Legal tender refers to the type of currency that the government has officially declared to be acceptable for conducting financial transactions within a country. Legal tender varies from country to country as different countries defines and regulates their legal tender according to their monetary laws and policies. For instance, the U.S. dollar is legal tender in United States, whereas for Eurozone countries the legal tender is euro. In India, Reserve Bank of India (RBI) is authorized to issue banknotes under RBI Act of 1934, which emphasises that “every banknote shall be legal tender at any place in India for the amount expressed on it”.

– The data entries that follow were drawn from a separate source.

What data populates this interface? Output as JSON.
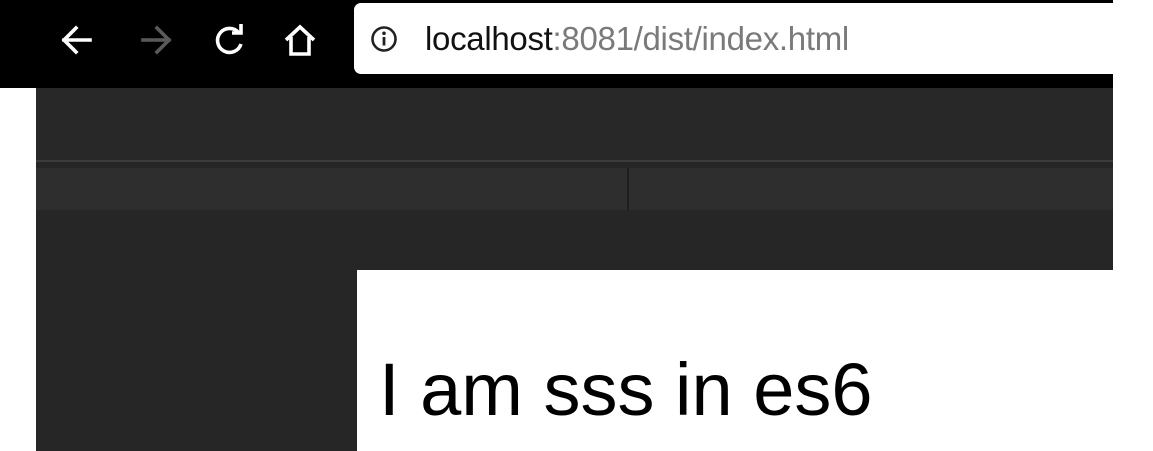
{
  "browser": {
    "address_bar": {
      "host": "localhost",
      "path": ":8081/dist/index.html"
    },
    "icons": {
      "back": "back-arrow-icon",
      "forward": "forward-arrow-icon",
      "reload": "reload-icon",
      "home": "home-icon",
      "site_info": "info-icon"
    },
    "forward_enabled": false
  },
  "page": {
    "heading": "I am sss in es6"
  },
  "colors": {
    "toolbar": "#000000",
    "devtools_background": "#262626",
    "url_host": "#111111",
    "url_path": "#7a7a7a"
  }
}
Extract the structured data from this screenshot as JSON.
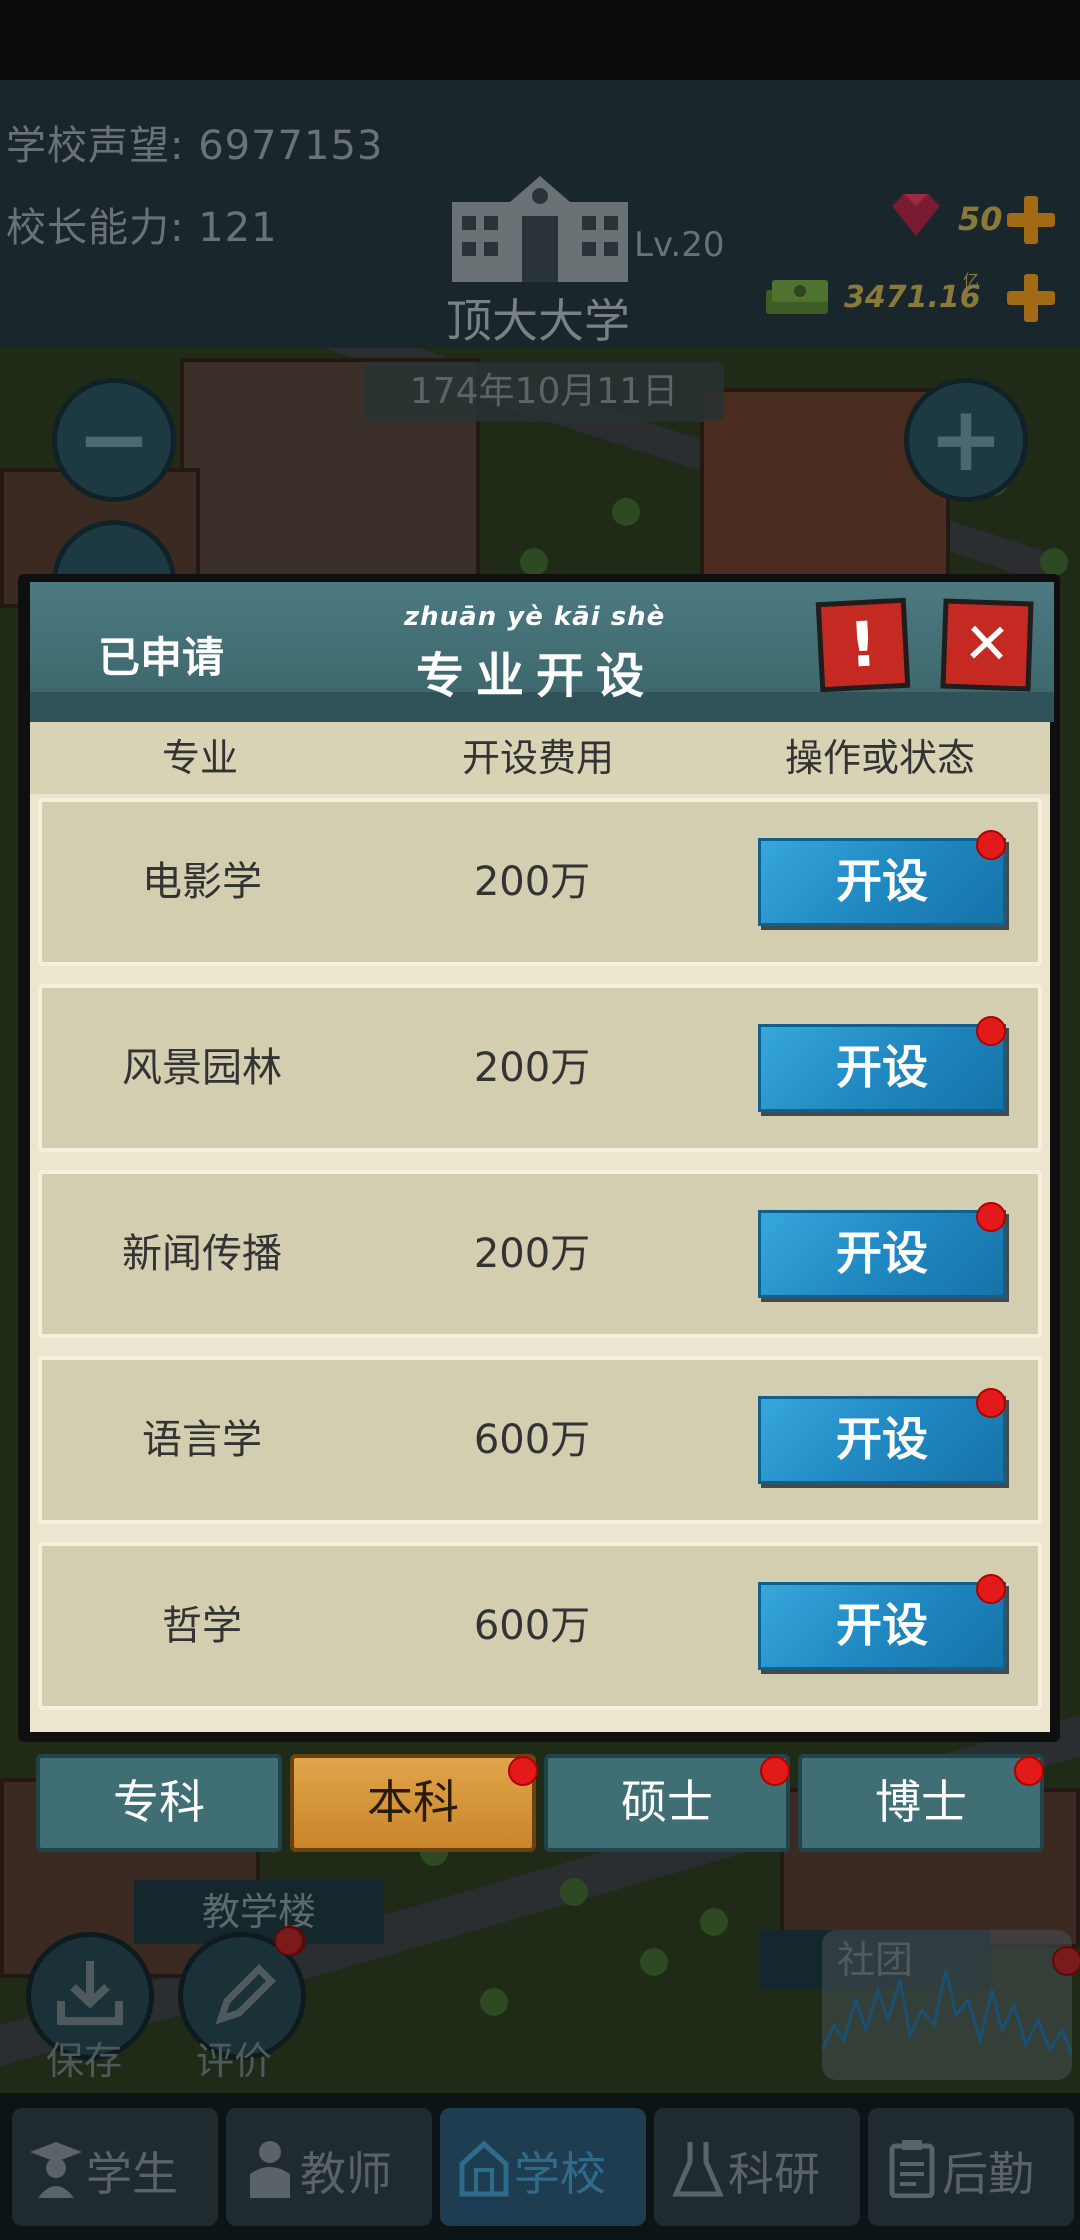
{
  "header": {
    "reputation_label": "学校声望:",
    "reputation_value": "6977153",
    "ability_label": "校长能力:",
    "ability_value": "121",
    "school_name": "顶大大学",
    "level": "Lv.20",
    "gems": "50",
    "money": "3471.16",
    "money_unit": "亿"
  },
  "map": {
    "date": "174年10月11日",
    "teaching_building_tag": "教学楼",
    "club_tag": "社团",
    "save_label": "保存",
    "rate_label": "评价"
  },
  "modal": {
    "applied_label": "已申请",
    "title_pinyin": "zhuān yè  kāi shè",
    "title": "专业开设",
    "info_button": "!",
    "close_button": "✕",
    "columns": [
      "专业",
      "开设费用",
      "操作或状态"
    ],
    "rows": [
      {
        "major": "电影学",
        "cost": "200万",
        "action": "开设"
      },
      {
        "major": "风景园林",
        "cost": "200万",
        "action": "开设"
      },
      {
        "major": "新闻传播",
        "cost": "200万",
        "action": "开设"
      },
      {
        "major": "语言学",
        "cost": "600万",
        "action": "开设"
      },
      {
        "major": "哲学",
        "cost": "600万",
        "action": "开设"
      }
    ]
  },
  "tabs": [
    "专科",
    "本科",
    "硕士",
    "博士"
  ],
  "active_tab": "本科",
  "bottom_nav": [
    "学生",
    "教师",
    "学校",
    "科研",
    "后勤"
  ],
  "active_nav": "学校",
  "colors": {
    "button_blue": "#1f86bf",
    "tab_active": "#e2a54a",
    "tab_default": "#3f6f75",
    "notification_red": "#e31a1a",
    "close_red": "#c42a22"
  }
}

Legal tender can be categorized as either limited or unlimited. In India, coins are considere limited legal tender and currency notes are considered unlimited legal tender. In the U.S., Federal Reserve notes and coins are the official forms of legal tender. Creditors must accept these are payment modes to settle debts. In contrast, cryptocurrencies are not widely accepted as money because they do not possess a legal tender status except in El Salvador that became the first country to recognise bitcoin as legal tender in June 2021. In May 2013, the governor of Arizona allowed gold and silver coins to be used as a legal tender in the state alongwith the existing U.S. currency. Though it varies from one country to another, legal tender is the currency that a specific country’s laws recognise as valid for settling debts and conducting other financial obligations.
Importance of Legal Tender
- Ensures that there is a uniform and accepted form of money for transactions that further simplifies financial exchanges and reduces confusion in the conduction of payments.
- Provides a clear framework for settling debts. Creditors are legally required to accept legal tender for payment, which ensures that debts can be resolved consistently and transparently.
- Through legal tender laws, governments and central banks can regulate and manage the economy better. It allows for control over the money supply and helps prevent inflation or deflation issues related to unofficial currencies.
- Legal tender provides a legal basis for resolving disputes over payments. It establishes the official form of money that must be accepted in transactions.